Engineering

Aggregate all the things: New aggregations in Elasticsearch 7

The aggregations framework has been part of Elasticsearch since version 1.0, and through the years it has seen optimizations, fixes, and even a few overhauls. Since the Elasticsearch 7.0 release, quite a few new aggregations have been added to Elasticsearch like the rare_terms, top_metrics or auto_date_histogram aggregation. In this blog post we will explore a few of those and take a closer look at what they can do for you.

In order to test out these new aggs, we're going to set up a sample dataset in an Elasticsearch 7.9 deployment. Keeping your cluster version current is a great way to ensure you have all the latest features (and fixes), but if you're on an older version and upgrading isn't an option, you can follow along in a free trial of Elastic Cloud.

The following documents could represent an ecommerce use case where a user clicks on a product and retrieves the product details. Of course it is missing a lot of details like the session id of a single user, so you could start and monitor sessions or even go a step further and utilize transforms to get further insights into your data.
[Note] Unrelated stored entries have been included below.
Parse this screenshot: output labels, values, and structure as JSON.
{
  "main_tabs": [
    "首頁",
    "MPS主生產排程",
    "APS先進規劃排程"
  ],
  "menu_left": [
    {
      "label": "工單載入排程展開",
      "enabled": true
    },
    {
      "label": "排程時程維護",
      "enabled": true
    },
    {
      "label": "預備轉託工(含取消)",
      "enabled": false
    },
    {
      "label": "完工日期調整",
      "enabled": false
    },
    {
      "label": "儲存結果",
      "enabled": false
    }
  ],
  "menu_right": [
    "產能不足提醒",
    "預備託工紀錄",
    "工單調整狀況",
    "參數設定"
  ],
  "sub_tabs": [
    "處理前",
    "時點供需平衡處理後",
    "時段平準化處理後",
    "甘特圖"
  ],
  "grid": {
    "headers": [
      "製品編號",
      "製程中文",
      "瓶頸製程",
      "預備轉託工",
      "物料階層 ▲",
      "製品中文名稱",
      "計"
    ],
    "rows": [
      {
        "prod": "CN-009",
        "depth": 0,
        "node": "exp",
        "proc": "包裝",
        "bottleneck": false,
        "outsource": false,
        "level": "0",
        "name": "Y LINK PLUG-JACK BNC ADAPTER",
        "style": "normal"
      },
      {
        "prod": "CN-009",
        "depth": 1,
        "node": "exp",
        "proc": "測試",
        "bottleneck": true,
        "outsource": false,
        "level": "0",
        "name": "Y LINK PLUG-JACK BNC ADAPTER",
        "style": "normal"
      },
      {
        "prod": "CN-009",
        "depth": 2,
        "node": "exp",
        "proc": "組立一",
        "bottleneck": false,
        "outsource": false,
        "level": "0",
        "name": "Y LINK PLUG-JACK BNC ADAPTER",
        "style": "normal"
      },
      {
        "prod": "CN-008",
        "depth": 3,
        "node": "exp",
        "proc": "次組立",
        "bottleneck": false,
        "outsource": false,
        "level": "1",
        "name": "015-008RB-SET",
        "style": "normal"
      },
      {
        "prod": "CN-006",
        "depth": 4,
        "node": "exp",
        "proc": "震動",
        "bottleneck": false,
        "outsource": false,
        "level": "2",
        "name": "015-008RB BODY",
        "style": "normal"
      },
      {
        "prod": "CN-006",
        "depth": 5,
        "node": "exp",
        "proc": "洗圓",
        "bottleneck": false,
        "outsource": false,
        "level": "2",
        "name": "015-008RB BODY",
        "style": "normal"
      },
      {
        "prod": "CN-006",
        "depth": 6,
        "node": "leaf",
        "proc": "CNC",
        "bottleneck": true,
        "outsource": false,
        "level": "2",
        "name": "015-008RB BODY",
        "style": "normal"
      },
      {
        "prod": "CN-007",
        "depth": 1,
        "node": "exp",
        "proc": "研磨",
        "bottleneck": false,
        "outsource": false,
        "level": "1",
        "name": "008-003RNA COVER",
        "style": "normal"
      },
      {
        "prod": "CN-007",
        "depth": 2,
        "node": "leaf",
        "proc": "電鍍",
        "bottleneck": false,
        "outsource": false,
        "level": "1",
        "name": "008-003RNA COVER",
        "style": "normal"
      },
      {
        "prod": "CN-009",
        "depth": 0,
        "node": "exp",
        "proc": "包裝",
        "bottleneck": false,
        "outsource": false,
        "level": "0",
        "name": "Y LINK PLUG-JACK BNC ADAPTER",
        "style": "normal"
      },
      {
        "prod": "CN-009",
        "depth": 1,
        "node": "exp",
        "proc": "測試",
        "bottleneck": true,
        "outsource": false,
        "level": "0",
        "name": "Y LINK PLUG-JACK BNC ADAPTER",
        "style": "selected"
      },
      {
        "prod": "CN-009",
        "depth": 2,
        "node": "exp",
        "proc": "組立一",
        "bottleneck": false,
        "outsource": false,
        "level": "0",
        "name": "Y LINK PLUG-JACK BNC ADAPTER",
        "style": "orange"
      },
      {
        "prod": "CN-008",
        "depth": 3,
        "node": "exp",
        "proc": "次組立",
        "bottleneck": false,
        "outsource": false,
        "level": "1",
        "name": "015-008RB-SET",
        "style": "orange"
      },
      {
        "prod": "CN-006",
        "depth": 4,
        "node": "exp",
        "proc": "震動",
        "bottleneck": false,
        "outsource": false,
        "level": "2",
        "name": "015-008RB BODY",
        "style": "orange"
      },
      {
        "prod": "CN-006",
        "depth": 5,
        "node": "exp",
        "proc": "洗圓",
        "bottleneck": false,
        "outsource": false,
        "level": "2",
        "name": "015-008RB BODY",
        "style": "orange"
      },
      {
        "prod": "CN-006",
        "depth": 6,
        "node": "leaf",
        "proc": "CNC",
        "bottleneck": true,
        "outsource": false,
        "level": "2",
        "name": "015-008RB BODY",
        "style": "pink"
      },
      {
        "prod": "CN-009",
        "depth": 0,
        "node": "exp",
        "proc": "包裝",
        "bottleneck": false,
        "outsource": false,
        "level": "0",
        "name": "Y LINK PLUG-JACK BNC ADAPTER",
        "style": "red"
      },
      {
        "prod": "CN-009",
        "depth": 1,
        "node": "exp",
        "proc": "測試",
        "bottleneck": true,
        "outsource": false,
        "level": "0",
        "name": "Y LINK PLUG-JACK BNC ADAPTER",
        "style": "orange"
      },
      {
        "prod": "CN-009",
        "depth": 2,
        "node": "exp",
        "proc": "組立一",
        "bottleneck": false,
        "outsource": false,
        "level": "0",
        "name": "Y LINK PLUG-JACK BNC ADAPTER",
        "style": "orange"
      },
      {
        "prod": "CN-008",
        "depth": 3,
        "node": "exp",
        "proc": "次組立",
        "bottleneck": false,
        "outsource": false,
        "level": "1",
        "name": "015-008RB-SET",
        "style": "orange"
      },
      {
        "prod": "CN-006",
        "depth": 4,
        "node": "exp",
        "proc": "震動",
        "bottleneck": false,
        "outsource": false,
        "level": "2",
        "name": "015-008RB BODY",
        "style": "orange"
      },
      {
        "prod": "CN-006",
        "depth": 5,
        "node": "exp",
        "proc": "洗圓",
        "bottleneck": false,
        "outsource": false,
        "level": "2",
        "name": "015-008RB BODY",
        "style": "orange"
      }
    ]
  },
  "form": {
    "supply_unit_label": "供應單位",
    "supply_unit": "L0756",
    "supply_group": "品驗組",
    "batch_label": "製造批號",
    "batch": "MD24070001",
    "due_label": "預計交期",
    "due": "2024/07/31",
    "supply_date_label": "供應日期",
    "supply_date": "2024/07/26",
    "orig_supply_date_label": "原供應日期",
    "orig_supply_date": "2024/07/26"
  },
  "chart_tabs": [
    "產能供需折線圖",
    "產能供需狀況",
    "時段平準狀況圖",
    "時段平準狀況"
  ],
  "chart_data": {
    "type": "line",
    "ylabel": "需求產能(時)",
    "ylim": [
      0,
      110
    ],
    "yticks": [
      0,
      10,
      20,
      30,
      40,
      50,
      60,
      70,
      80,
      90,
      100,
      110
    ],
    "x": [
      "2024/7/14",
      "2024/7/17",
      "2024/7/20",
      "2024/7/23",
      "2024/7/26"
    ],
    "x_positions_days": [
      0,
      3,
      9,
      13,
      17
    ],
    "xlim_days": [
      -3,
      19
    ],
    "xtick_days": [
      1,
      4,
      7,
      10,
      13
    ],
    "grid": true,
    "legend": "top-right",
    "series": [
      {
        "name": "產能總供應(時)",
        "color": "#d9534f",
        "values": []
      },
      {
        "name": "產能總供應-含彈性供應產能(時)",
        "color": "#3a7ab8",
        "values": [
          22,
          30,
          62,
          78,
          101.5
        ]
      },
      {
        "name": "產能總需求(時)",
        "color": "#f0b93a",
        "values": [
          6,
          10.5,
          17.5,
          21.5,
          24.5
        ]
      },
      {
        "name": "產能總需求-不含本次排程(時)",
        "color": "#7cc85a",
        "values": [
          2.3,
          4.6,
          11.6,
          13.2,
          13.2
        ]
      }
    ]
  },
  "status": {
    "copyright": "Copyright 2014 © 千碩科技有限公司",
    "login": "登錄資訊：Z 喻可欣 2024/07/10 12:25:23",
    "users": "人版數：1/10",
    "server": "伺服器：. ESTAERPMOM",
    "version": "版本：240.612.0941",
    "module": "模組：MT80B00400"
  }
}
This post remains simple to make sure all concepts are understood.

Use Discover within Kibana or cURL from a command line to index the sample data: 

PUT website-analytics/_bulk?refresh 
{ "index" : {}} 
{ "product_id": "123", "@timestamp" : "2020-10-01T11:11:23.000Z", "price" : 12.34, "response_time_ms": 242 } 
{ "index" : {}} 
{ "product_id": "456", "@timestamp" : "2020-10-02T12:14:00.000Z", "price" : 20.58, "response_time_ms": 98 } 
{ "index" : {}} 
{ "product_id": "789", "@timestamp" : "2020-10-03T13:15:00.000Z", "price" : 34.16, "response_time_ms": 123 } 
{ "index" : {}} 
{ "product_id": "123", "@timestamp" : "2020-10-02T14:16:00.000Z", "price" : 12.34, "response_time_ms": 465 } 
{ "index" : {}} 
{ "product_id": "123", "@timestamp" : "2020-10-02T14:18:00.000Z", "price" : 12.34, "response_time_ms": 158 } 
{ "index" : {}} 
{ "product_id": "123", "@timestamp" : "2020-10-03T15:17:00.000Z", "price" : 12.34, "response_time_ms": 168 } 
{ "index" : {}} 
{ "product_id": "789", "@timestamp" : "2020-10-06T15:17:00.000Z", "price" : 34.16, "response_time_ms": 220 } 
{ "index" : {}} 
{ "product_id": "789", "@timestamp" : "2020-10-10T15:17:00.000Z", "price" : 34.16, "response_time_ms": 99 }

Auto-bucketing aggregations

These types of aggregations change the way how buckets are defined. When you have a time based aggregation, you usually define your buckets based on a time interval, like 1d. However, sometimes you do not know the nature of your data, just telling the number of expected buckets is easier from a user perspective.

This is where the following two new aggregations come into play.

auto_date_histogram Aggregation

The auto_date_histogram aggregation runs on date fields and allows you to configure the number of buckets you expect to be returned. Let's try this on our small dataset:

POST website-analytics/_search?size=0 
{ 
  "aggs": { 
    "views_over_time": { 
      "auto_date_histogram": { 
        "field": "@timestamp", 
        "buckets": 3 
      } 
    } 
  } 
} 
POST website-analytics/_search?size=0 
{ 
  "aggs": { 
    "views_over_time": { 
      "auto_date_histogram": { 
        "field": "@timestamp", 
        "buckets": 10 
      } 
    } 
  } 
}

Running these two queries will show that the interval that is being returned is based on the number of buckets that are requested. In the case of three buckets it should be one bucket per week, whereas in the case of 10 buckets this will be one bucket per day.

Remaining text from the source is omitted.